Quote:
Originally Posted by Starson17
Let's start at the top and look at the broad structure of what you're trying to do.
|
Here: look at this:
Spoiler:
Code:
def parse_index(self):
feeds = []
for title, url in [
(u"Wild Chef", u"http://www.fieldandstream.com/blogs/wild-chef"),
]:
articles = self.make_links(url)
if articles:
feeds.append((title, articles))
return feeds
def make_links(self, url):
title = 'Temp'
current_articles = []
soup = self.index_to_soup(url)
print 'The soup is: ', soup
#pseudocode starts here
for each <a> tag or <li> tag (i.e., each article) on this url page do this:
#parse out the title, url, description and date using BS
# now append the parsed stuff
# put some print statements in here to track what you're doing
# and make sure it's working. e.g. print 'the url is: ', url
# or: print 'the title is: ', title
# put these after you think you've extracted the title, etc.

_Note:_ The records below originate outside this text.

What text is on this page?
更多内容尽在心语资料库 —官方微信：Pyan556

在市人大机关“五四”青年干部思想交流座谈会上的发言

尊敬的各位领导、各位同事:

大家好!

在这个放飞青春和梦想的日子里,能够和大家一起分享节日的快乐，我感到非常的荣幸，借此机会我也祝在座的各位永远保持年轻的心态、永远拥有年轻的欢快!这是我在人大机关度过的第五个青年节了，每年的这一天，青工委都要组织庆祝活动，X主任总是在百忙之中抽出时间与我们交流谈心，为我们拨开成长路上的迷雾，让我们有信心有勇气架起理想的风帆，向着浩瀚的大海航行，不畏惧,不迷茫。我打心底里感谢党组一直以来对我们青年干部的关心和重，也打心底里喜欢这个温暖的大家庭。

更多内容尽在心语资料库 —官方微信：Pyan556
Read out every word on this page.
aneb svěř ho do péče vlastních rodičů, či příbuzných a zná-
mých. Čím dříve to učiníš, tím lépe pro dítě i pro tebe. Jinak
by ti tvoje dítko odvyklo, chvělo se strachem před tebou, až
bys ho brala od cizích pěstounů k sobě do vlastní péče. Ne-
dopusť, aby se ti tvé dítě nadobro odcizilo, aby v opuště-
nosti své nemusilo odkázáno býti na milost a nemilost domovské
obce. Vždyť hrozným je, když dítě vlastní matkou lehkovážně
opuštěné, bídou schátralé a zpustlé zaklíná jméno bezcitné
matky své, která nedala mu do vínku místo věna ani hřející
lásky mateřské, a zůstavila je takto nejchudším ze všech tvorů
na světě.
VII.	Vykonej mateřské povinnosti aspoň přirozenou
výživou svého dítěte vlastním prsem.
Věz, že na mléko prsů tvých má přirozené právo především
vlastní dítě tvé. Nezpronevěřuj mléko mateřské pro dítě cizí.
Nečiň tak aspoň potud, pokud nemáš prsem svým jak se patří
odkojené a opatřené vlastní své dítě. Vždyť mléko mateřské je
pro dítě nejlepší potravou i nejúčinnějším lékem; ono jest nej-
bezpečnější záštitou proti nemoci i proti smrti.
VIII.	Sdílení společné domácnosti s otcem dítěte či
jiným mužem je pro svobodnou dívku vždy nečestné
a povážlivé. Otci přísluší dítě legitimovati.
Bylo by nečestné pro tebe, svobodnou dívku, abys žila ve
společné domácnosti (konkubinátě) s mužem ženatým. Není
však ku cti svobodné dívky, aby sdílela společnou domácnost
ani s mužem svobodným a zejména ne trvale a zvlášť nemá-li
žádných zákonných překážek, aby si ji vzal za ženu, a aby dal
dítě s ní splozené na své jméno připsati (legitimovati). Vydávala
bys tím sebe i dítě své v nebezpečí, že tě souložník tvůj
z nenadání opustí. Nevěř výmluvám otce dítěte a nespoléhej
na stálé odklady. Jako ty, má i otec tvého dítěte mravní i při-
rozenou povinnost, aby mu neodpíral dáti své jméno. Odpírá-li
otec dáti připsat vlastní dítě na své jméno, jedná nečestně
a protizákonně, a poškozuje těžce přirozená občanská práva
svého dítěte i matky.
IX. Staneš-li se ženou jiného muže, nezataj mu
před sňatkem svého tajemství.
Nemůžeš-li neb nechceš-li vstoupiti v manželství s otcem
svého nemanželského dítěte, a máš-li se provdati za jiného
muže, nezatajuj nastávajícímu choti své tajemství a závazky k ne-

current_articles.append({'title': title, 'url': page_url, 'description':'', 'date':''})
#pseudocode ends here
return current_articles
Edit:
Start with the above. It will give you the basic structure, since your code didn't appear to get to the page you needed to parse. The code above should get you there (check the printed soup to confirm in your output file). Once you have the soup being printed, we can work on the pseudocode. You should be able to adapt your own parsing code (as you posted) to replace the pseudocode above.
Note that you can leave description and date blank for testing. You only need to parse a title (and you can even set that to a constant) and just parse out the article URL.